In February of 2021 he arrived on Mars with the Mars mission 2020 of NASA and on the surface of the Jezero crater began to operate the Perseverance autonomous vehicle, a mobile laboratory.
One of its instruments is the MEDA meteorological station, developed at the Astrobiology Center-INTA in Madrid with the collaboration of the Planetary Sciences Group of the University of the Basque Country (northern Spain).
Deepening knowledge about the atmosphere on Mars
The analysis of the data that MEDA is providing is allowing us to delve into one of the aspects of the atmosphere ra of the red planet, the dust that rises from the surface, and was published in an article whose signatories include UPV/EHU professors Ricardo Hueso, Agustín Sánchez Lavega and Teresa del Río-Gaztelurrutia and doctoral student Asier Munguira.

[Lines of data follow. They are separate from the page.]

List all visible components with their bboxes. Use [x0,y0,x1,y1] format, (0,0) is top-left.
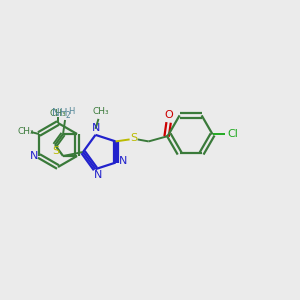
Text: NH: NH [52,108,68,118]
Text: O: O [164,110,173,120]
Text: CH₃: CH₃ [18,127,34,136]
Text: N: N [94,170,103,180]
Text: N: N [92,123,101,133]
Text: H: H [68,106,74,116]
Text: Cl: Cl [227,129,238,140]
Text: S: S [130,134,137,143]
Text: S: S [52,146,60,156]
Text: N: N [118,156,127,166]
Text: N: N [30,151,38,161]
Text: CH₃: CH₃ [50,109,66,118]
Text: 2: 2 [66,110,70,119]
Text: CH₃: CH₃ [92,107,109,116]
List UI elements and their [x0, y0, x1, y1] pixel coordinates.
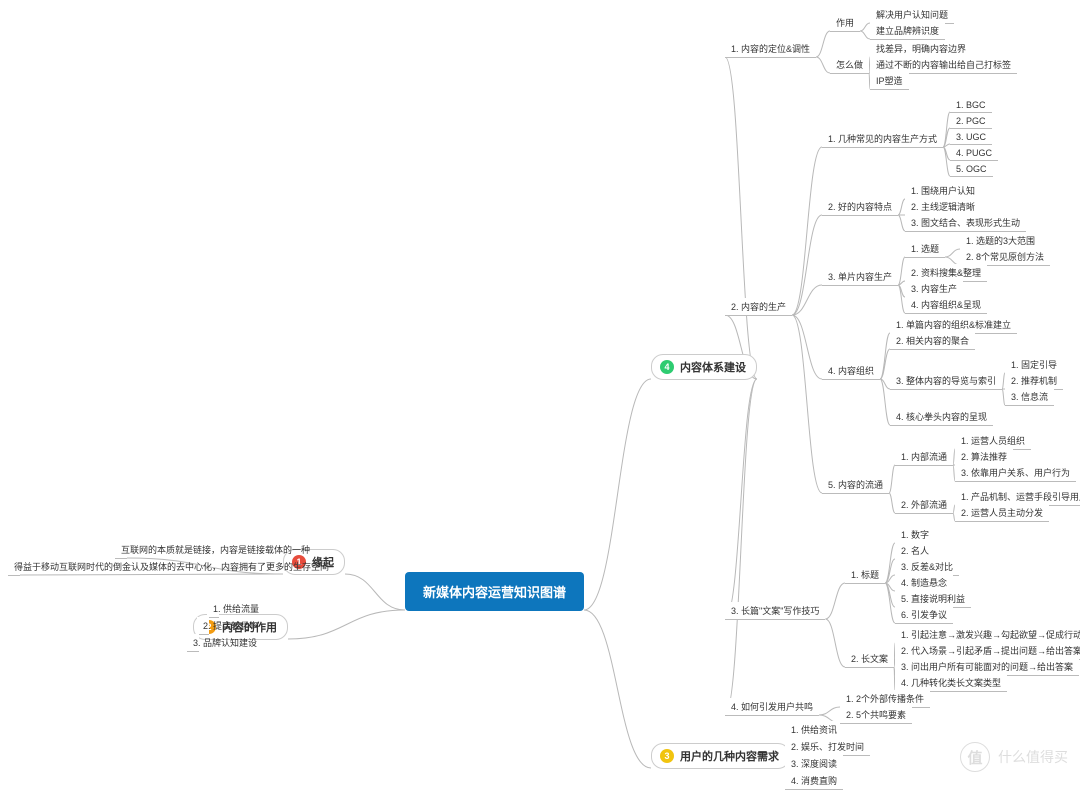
node-g4_2_1_l3: 4. PUGC: [950, 146, 998, 161]
node-c4_3: 3. 长篇"文案"写作技巧: [725, 602, 825, 620]
node-b3_l1: 2. 娱乐、打发时间: [785, 738, 870, 756]
node-g4_1_2_l2: IP塑造: [870, 72, 909, 90]
node-b1_l1: 得益于移动互联网时代的倒金认及媒体的去中心化，内容拥有了更多的生存空间: [8, 558, 20, 576]
node-g4_1_1: 作用: [830, 14, 860, 32]
node-j2: 2. 外部流通: [895, 496, 953, 514]
node-h4: 4. 内容组织&呈现: [905, 296, 987, 314]
node-g4_1_2: 怎么做: [830, 56, 869, 74]
node-b2_l2: 3. 品牌认知建设: [187, 634, 199, 652]
node-c4_4: 4. 如何引发用户共鸣: [725, 698, 819, 716]
node-b3_l3: 4. 消费直购: [785, 772, 843, 790]
node-i3: 3. 整体内容的导览与索引: [890, 372, 1002, 390]
node-g4_2_2_l2: 3. 图文结合、表现形式生动: [905, 214, 1026, 232]
node-h1: 1. 选题: [905, 240, 945, 258]
node-c4_4_l1: 2. 5个共鸣要素: [840, 706, 912, 724]
node-c4_1: 1. 内容的定位&调性: [725, 40, 816, 58]
watermark: 值 什么值得买: [960, 742, 1068, 772]
node-g4_3_1_l5: 6. 引发争议: [895, 606, 953, 624]
node-g4_2_1_l1: 2. PGC: [950, 114, 992, 129]
node-j1: 1. 内部流通: [895, 448, 953, 466]
node-i3_l2: 3. 信息流: [1005, 388, 1054, 406]
node-g4_2_5: 5. 内容的流通: [822, 476, 889, 494]
node-g4_3_2: 2. 长文案: [845, 650, 894, 668]
watermark-text: 什么值得买: [998, 747, 1068, 767]
node-g4_2_2: 2. 好的内容特点: [822, 198, 898, 216]
node-b2_l0: 1. 供给流量: [207, 600, 219, 618]
branch-b4: 4内容体系建设: [651, 354, 757, 380]
node-g4_3_1: 1. 标题: [845, 566, 885, 584]
node-g4_2_3: 3. 单片内容生产: [822, 268, 898, 286]
node-j2_l1: 2. 运营人员主动分发: [955, 504, 1049, 522]
node-g4_2_1_l4: 5. OGC: [950, 162, 993, 177]
node-b3_l2: 3. 深度阅读: [785, 755, 843, 773]
node-g4_2_1_l2: 3. UGC: [950, 130, 992, 145]
root-node: 新媒体内容运营知识图谱: [405, 572, 584, 611]
node-i4: 4. 核心拳头内容的呈现: [890, 408, 993, 426]
node-b3_l0: 1. 供给资讯: [785, 721, 843, 739]
node-g4_2_1: 1. 几种常见的内容生产方式: [822, 130, 943, 148]
node-b2_l1: 2. 提高转化率: [197, 617, 209, 635]
node-b1_l0: 互联网的本质就是链接，内容是链接载体的一种: [115, 541, 127, 559]
watermark-icon: 值: [960, 742, 990, 772]
node-i2: 2. 相关内容的聚合: [890, 332, 975, 350]
branch-b3: 3用户的几种内容需求: [651, 743, 790, 769]
node-g4_1_1_l1: 建立品牌辨识度: [870, 22, 945, 40]
node-c4_2: 2. 内容的生产: [725, 298, 792, 316]
node-j1_l2: 3. 依靠用户关系、用户行为: [955, 464, 1076, 482]
node-g4_2_4: 4. 内容组织: [822, 362, 880, 380]
node-g4_2_1_l0: 1. BGC: [950, 98, 992, 113]
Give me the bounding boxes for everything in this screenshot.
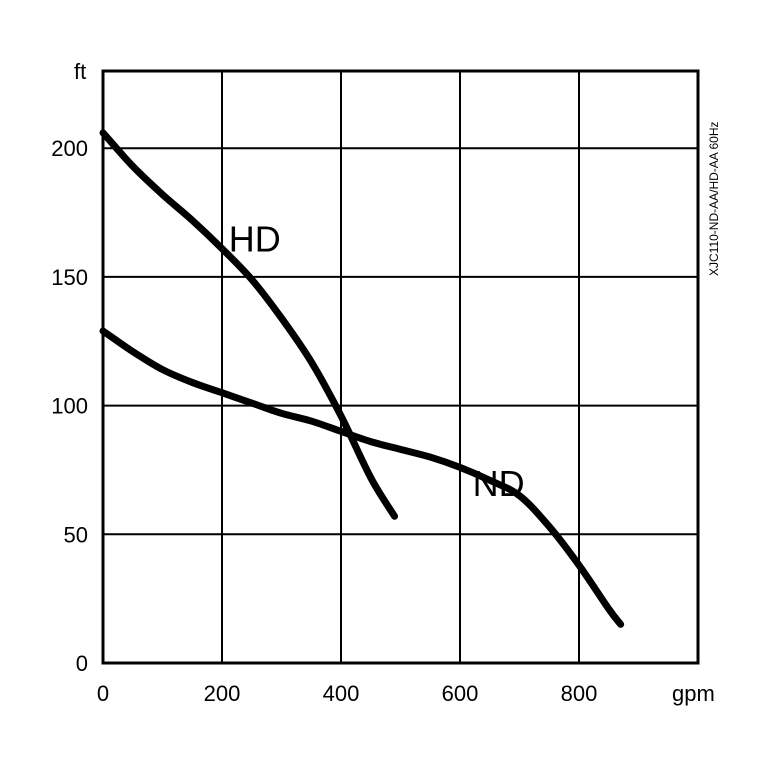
plot-frame [101, 69, 700, 665]
y-tick-label: 50 [64, 522, 88, 547]
x-tick-label: 0 [97, 681, 109, 706]
x-axis-unit-label: gpm [672, 681, 715, 706]
y-tick-label: 150 [51, 265, 88, 290]
series-label-hd: HD [229, 218, 281, 259]
y-tick-label: 100 [51, 394, 88, 419]
model-label: XJC110-ND-AA/HD-AA 60Hz [707, 122, 721, 277]
y-axis-unit-label: ft [74, 59, 86, 84]
x-tick-label: 200 [204, 681, 241, 706]
tick-layer: 0 200 400 600 800 0 50 100 150 200 [51, 136, 597, 706]
y-tick-label: 200 [51, 136, 88, 161]
x-tick-label: 600 [442, 681, 479, 706]
series-layer: HD ND [99, 129, 625, 628]
series-line-hd [99, 129, 399, 520]
series-line-nd [99, 327, 625, 628]
x-tick-label: 400 [323, 681, 360, 706]
series-label-nd: ND [473, 463, 525, 504]
x-tick-label: 800 [561, 681, 598, 706]
grid-layer [103, 71, 698, 663]
y-tick-label: 0 [76, 651, 88, 676]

“We can say that we are now beginning to understand the conditions necessary to lift dust from the surface of Mars, and this is a key element, because the red planet’s dust cycle will help to better understand the global meteorology of Mars”, explains Ricardo Hueso, second author of the article.
As the Martian atmosphere is much thinner than the terrestrial one (some 150 times less dense), the dust in suspension determines many of its thermal properties and how it heats up and cools down.
The Sciences Advances article studies the phenomena that raise dust on the surface of Mars including dust devils called The “dust devils” and the gusty winds capable of producing large dust clouds.
Jezero Crater
Thanks to the data collected on the wind, dust, temperature and other atmospheric variables, the investigation concludes that the Jezero crater, chosen as the study site for the Mars mission 2020 because, although today it is a desert, billions of years ago it was flooded, it is one of the most active and favorable places to raise large amounts of dust from its surface.
As explained in the article, daytime winds are ascending and, in general, intense, while at night the detected winds are descending and weaker. “It is the interaction of these wind currents with the surface that produces these massive dust lifting phenomena,” says Hueso.
“Prepare human exploration of Mars”
Dust from the atmosphere of Mars, when deposited on the surface, can cover solar panels and make it impossible for some surface space missions to function. However, this is not a worrying aspect for the Perseverance rover, which uses nuclear energy for its operations.
Hueso adds that knowing the atmosphere of Mars today is essential to understand its past and also “to prepare the human exploration of Mars” that they hope can be developed “in the coming decades”.